ODM leader Raila Odinga is championing Parliament to raise the debt cap beyond the Ksh9 trillion mark.
This would allow President Uhuru Kenyatta to revive the economy, support women and youth through a stimulus program, and successfully vaccinate the entire nation.
The former Prime Minister supported Uhuru’s calls to borrow funds while speaking in Mombasa County, on Wednesday, July 21.
“The Covid-19 pandemic has subjected us to numerous challenges. Some of these are economic deterioration, loss of jobs, and hunger. I advise my brother Uhuru to copy US President Joe Biden and unveil a stimulus program that will benefit the citizens.
“We should vaccinate a huge population and open the economy like in the UK. In Kenya, we have vaccinated nearly 1 million individuals only. No matter how expensive purchasing the drugs would cost, if we have to borrow, let us do so. Parliament should also raise the debt cap so that money can be given to the mama mboga and youth too,” Raila advocated.
He added that Uhuru should also upgrade the Kazi Mtaani to support the youth and inject more funding into the economy. Raila stated that the aforementioned measures would revive the economy. This is the bottoms-up approach Raila unveiled in his 15-point blueprint for the 2022 General Elections.
He has, however, made a u-turn after warning the government to be cautious about borrowing foreign loans. In 2019, while addressing a summit on infrastructure financing in Africa held in Nairobi, he called on Kenya to utilise its resources first before turning to international donors.
“We are here to think about what we can do for ourselves as Africans before we go to the World Bank, EU or to the Chinese,” Raila stated.
Ruto warning on borrowing
Deputy President William Ruto, on the other hand, has numerously and publicly opposed borrowing, insisting that he would have unveiled strategies better than those Uhuru has relied on.
In an interview on Citizen TV in April 2015, he lamented that his boss was bowing down to foreign pressure and demands and subjecting Kenya to loans and taxes.
“I would not do what the International Monetary Fund (IMF) is recommending to us as this would crash the economy and have a spiral effect later. I would cut down development into two. I would invest Ksh200 billion in brick & mortar and Ksh200 billion in stimulus and production,” he opined.
Uhuru on Taxes
The public debt crossed Ksh7.28 billion in December 2020 and it was projected that the total public debt would hit Ksh9.37 trillion in 2023.

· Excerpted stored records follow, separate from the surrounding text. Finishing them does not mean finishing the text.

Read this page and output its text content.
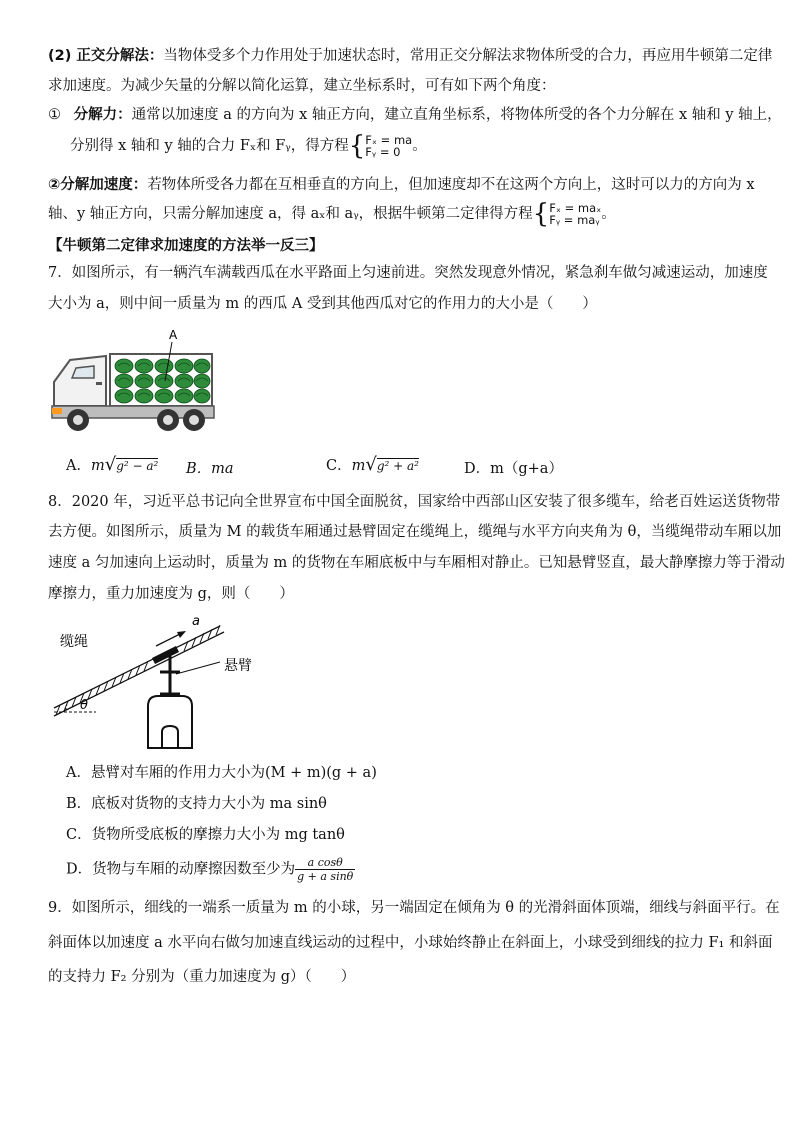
(2) 正交分解法：当物体受多个力作用处于加速状态时，常用正交分解法求物体所受的合力，再应用牛顿第二定律
求加速度。为减少矢量的分解以简化运算，建立坐标系时，可有如下两个角度：
① 分解力：通常以加速度 a 的方向为 x 轴正方向，建立直角坐标系，将物体所受的各个力分解在 x 轴和 y 轴上，
分别得 x 轴和 y 轴的合力 Fₓ和 Fᵧ，得方程{ Fₓ = ma
Fᵧ = 0 。
②分解加速度：若物体所受各力都在互相垂直的方向上，但加速度却不在这两个方向上，这时可以力的方向为 x
轴、y 轴正方向，只需分解加速度 a，得 aₓ和 aᵧ，根据牛顿第二定律得方程{ Fₓ = maₓ
Fᵧ = maᵧ 。
【牛顿第二定律求加速度的方法举一反三】
7．如图所示，有一辆汽车满载西瓜在水平路面上匀速前进。突然发现意外情况，紧急刹车做匀减速运动，加速度
大小为 a，则中间一质量为 m 的西瓜 A 受到其他西瓜对它的作用力的大小是（　　）
A
A．m√g² − a² B．ma	C．m√g² + a²	D．m（g+a）
8．2020 年，习近平总书记向全世界宣布中国全面脱贫，国家给中西部山区安装了很多缆车，给老百姓运送货物带
去方便。如图所示，质量为 M 的载货车厢通过悬臂固定在缆绳上，缆绳与水平方向夹角为 θ，当缆绳带动车厢以加
速度 a 匀加速向上运动时，质量为 m 的货物在车厢底板中与车厢相对静止。已知悬臂竖直，最大静摩擦力等于滑动
摩擦力，重力加速度为 g，则（　　）
a
悬臂
θ
缆绳
A．悬臂对车厢的作用力大小为(M + m)(g + a)
B．底板对货物的支持力大小为 ma sinθ
C．货物所受底板的摩擦力大小为 mg tanθ
D．货物与车厢的动摩擦因数至少为 $\frac{\text{a cosθ}}{\text{g + a sinθ}}$
9．如图所示，细线的一端系一质量为 m 的小球，另一端固定在倾角为 θ 的光滑斜面体顶端，细线与斜面平行。在
斜面体以加速度 a 水平向右做匀加速直线运动的过程中，小球始终静止在斜面上，小球受到细线的拉力 F₁ 和斜面
的支持力 F₂ 分别为（重力加速度为 g）（　　）
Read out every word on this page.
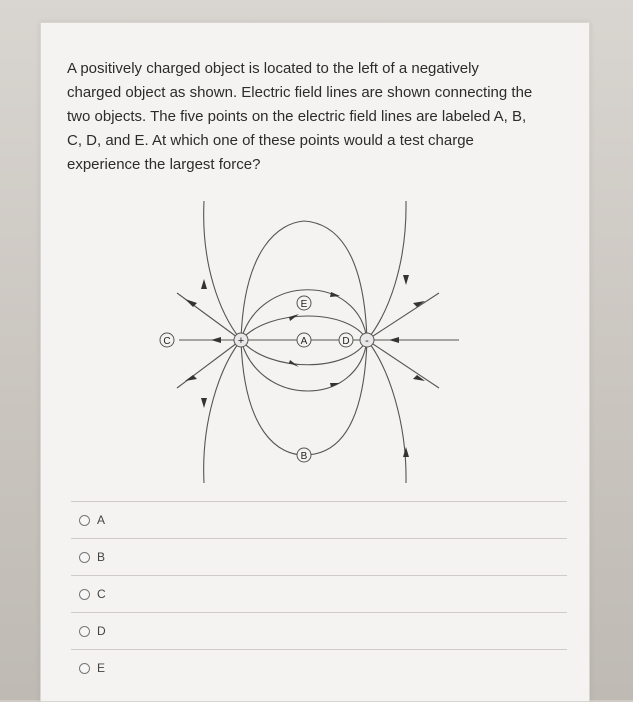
A positively charged object is located to the left of a negatively
charged object as shown. Electric field lines are shown connecting the
two objects. The five points on the electric field lines are labeled A, B,
C, D, and E. At which one of these points would a test charge
experience the largest force?
+	-
E
A	D
C
B
A
B
C
D
E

The Treasury is under pressure to raise money to finance the Ksh3.6 trillion 2021/22 budget and has turned to taxes as its major source of funds. In early July 2021, Uhuru signed into law new airtime and loan taxes despite Kenyans already grappling with survival during the Covid-19 crisis.
“I will not lower taxes. You will have to pay because there is no other way we can build facilities, roads, and schools. We must pay taxes,” Uhuru declared on Wednesday, February 10, while speaking at the National Cargo Deconsolidation Centre in Nairobi.
Effects of Borrowing and Taxes
The current Ksh255 billion and Ksh80 billion granted to Kenya by IMF and the World Bank respectively have come with stringent measures including pressure to cut down on wage budget, restructure parastatals, retrench civil servants, release names of secret investors benefiting from state tenders and the heightened war on graft.
The World Bank even asked Kenya to increase water bills for residents nationwide. Kenyans launched petitions against loans from IMF and urged the foreign donors to desist from lending the country more funds as a huge chunk ended up being embezzled.
Uhuru himself admitted that nearly Ksh2 billion was lost through graft daily. The investigative agencies have been lambasted for a slow fight on graft.
“It is good that the government is constructing roads and infrastructure, but this is coming at a cost for taxpayers who would repay through taxes and tolls on certain roads.
The budget allocated to development is highly inflated. With the elections coming in 2022, Kenyans should brace for a tough time,” financial expert and Somakazi CEO Nicholas Gachara warned.